Une formidable prof de français l'y a plongée dès sa sixième, repérant chez elle un certain appétit dont l'origine est contée dans le livre.
Amoureuse de la littérature, ah oui? Et quels sont les
dix livres préférés de
Véronique Poulain alors? En rafale, elle énumère:
- "L'idiot", et tous les Dostoïevski
- "Le ventre de Paris", et tous les Zola (lus à 12 ans)
- "Le marin de Gibraltar", de Marguerite Duras
- "Kafka sur le rivage", d'Haruki Murakami
- "Histoire de l'œil", de Georges Bataille
- "Portnoy et son complexe", de Philip Roth (le livre qui l'a fait basculer dans l'écriture, offert par Guy Bedos)

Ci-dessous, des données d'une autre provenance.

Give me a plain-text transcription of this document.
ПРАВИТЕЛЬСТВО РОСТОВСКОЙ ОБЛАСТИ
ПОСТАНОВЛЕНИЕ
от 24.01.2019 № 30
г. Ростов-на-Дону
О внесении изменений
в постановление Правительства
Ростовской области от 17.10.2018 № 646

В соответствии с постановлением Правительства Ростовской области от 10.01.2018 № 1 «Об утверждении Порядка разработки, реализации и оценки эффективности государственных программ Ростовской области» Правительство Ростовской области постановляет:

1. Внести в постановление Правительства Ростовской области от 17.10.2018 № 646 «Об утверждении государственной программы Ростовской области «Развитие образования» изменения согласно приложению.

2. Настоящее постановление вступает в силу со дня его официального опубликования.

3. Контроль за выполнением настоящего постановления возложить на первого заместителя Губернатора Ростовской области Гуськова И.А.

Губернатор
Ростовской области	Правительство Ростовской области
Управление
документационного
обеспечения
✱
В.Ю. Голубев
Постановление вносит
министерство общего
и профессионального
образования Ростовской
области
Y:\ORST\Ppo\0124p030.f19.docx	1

- tous les livres de Michel Houellebecq
- "Les mots", de Jean-Paul Sartre
- "Tout est illuminé", de Jonathan Safran Foer
- "Mort à crédit", de Céline
- "L'attrape-cœur", de Salinger
Il y en a plus de dix? Et alors? Ils permettent toutefois de comprendre ses hésitations à écrire:
"Avec ces auteurs comme grandes figures littéraires en tête, on se dit «Non, je ne vais pas écrire»
. Mais j'ai montré dix pages à Bedos et il m'a dit «Continuez, essayez de faire 120 pages»
. Je me suis dit: «Et si tu racontais ton histoire qui n’est pas banale?»
Cela répondrait aussi aux questions que tout le monde se pose."
Vacances, sorties, soirées, repas,
"Les mots qu'on ne me dit pas" rend aussi pudiquement compte d'une vie où deux oreilles performantes faisaient le tri entre ce qui est à entendre et ce qui ne l'est pas. Pourquoi l'intimité des parents ne s'est-elle révélée de façon sonore qu'après un déménagement qui a donné une chambre à la fille du couple?
Tout au long du livre,
Véronique Poulain raconte, se raconte, les raconte. Et on la suit dans ses joies car elle a toujours été formidablement accompagnée et soutenue par ses parents et ses grands-parents.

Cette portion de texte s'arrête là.